Luo Kaiquan, Norinco's vice president, pointed out that since now China is diversifying its energy sources, these resources are very important for future sustainable development. Chinese companies would like to invest actively if there are some green projects in Africa.
Luo added that through the import expo being held in Shanghai, they've found their African partners' products have the potential in the Chinese market, and they hope to bring larger-scale products and energy resources into the Chinese market.
China took in less than nine percent of Ethiopia's total exports in the fiscal year that ended in June, importing merchandise worth just under 240 million US dollars. That was less than Ethiopia's exports to her neighbor to the southeast, Somalia, which took in imports worth about 270 million US dollars. Agricultural produce may hold great promise, but not all produce gets equal tariff treatment.
Assefa Yohannes, the director of Ethiopian Pulses, Oils, Spices Exporters Association. /CGTN Photo

Assefa Yohannes, the director of Ethiopian Pulses, Oils, Spices Exporters Association. /CGTN Photo

Assefa Yohannes, the director of Ethiopian Pulses, Oils, Spices Exporters Association explained that they have nearly tax free access for Ethiopian commodities. “But,” he added, “it's only for a few products.”
Tariffs aren't the only bottlenecks facing agro-exporters from Ethiopia. Logistical bottlenecks are a significant constraint.
Assefa noted that it takes a long time to deliver their produce to the market because it is moved from warehouses in Ethiopia to the port of Djibouti by truck. Shifting more of this cargo traffic to rail lines may solve this problem.
Fixing the logistics problem is a work in progress, for many African agro-exporters. Ethiopia, Kenya and Uganda are all investing in rail, but these projects have run into various problems. 
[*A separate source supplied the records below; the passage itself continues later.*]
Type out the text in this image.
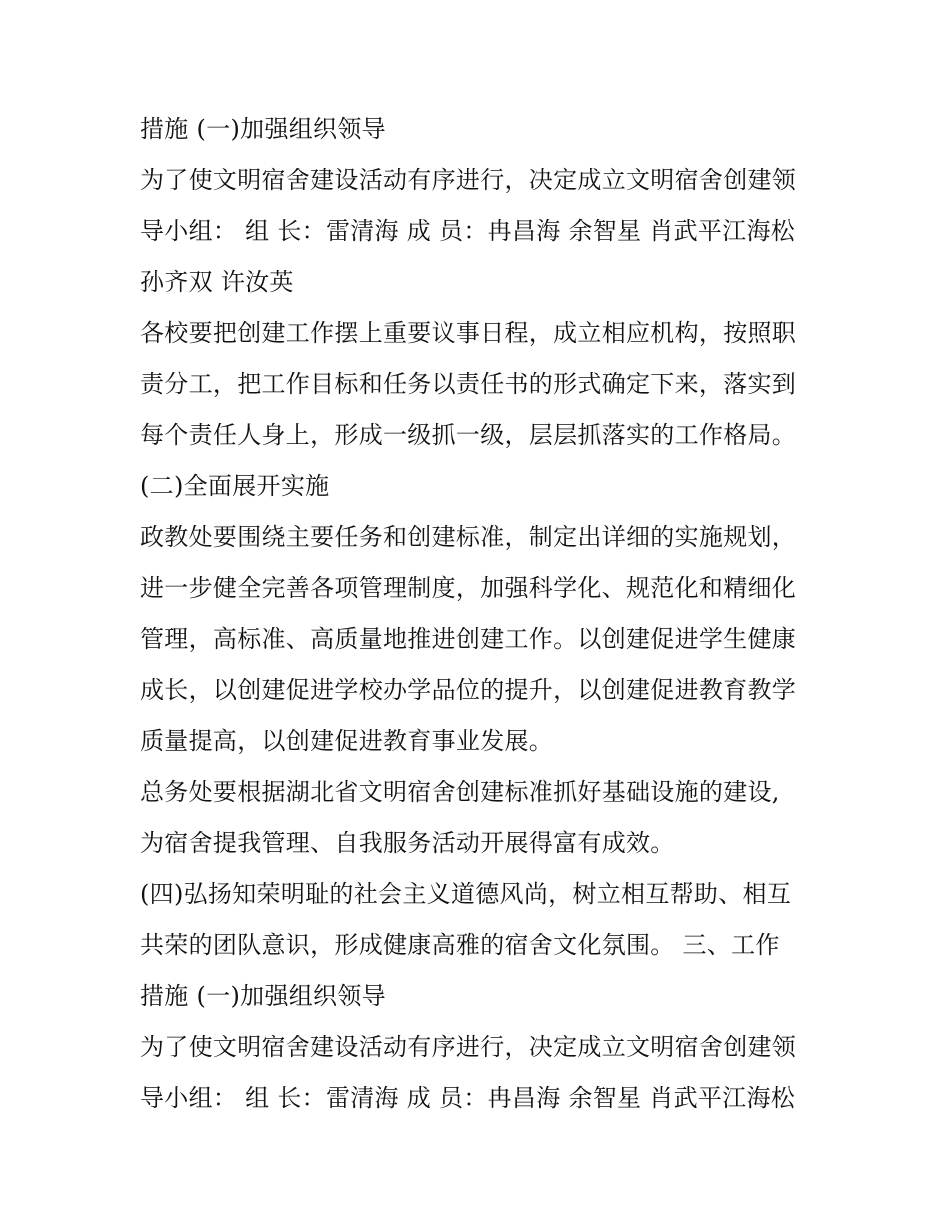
措施 (一)加强组织领导
为了使文明宿舍建设活动有序进行，决定成立文明宿舍创建领
导小组： 组 长：雷清海 成 员：冉昌海 余智星 肖武平江海松
孙齐双 许汝英
各校要把创建工作摆上重要议事日程，成立相应机构，按照职
责分工，把工作目标和任务以责任书的形式确定下来，落实到
每个责任人身上，形成一级抓一级，层层抓落实的工作格局。
(二)全面展开实施
政教处要围绕主要任务和创建标准，制定出详细的实施规划，
进一步健全完善各项管理制度，加强科学化、规范化和精细化
管理，高标准、高质量地推进创建工作。以创建促进学生健康
成长，以创建促进学校办学品位的提升，以创建促进教育教学
质量提高，以创建促进教育事业发展。
总务处要根据湖北省文明宿舍创建标准抓好基础设施的建设,
为宿舍提我管理、自我服务活动开展得富有成效。
(四)弘扬知荣明耻的社会主义道德风尚，树立相互帮助、相互
共荣的团队意识，形成健康高雅的宿舍文化氛围。 三、工作
措施 (一)加强组织领导
为了使文明宿舍建设活动有序进行，决定成立文明宿舍创建领
导小组： 组 长：雷清海 成 员：冉昌海 余智星 肖武平江海松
Kenya's yet to close 3.8 billion US dollars in funding for the final leg of its rail line. Uganda says it might not finish its side of the line by 2022 as planned. As for the Djibouti-Ethiopia rail line, the firm that insured it, says its lost over one billion US dollars on that project.
Make no mistake, the market demand is there, but the means to meet it, that's a work in progress.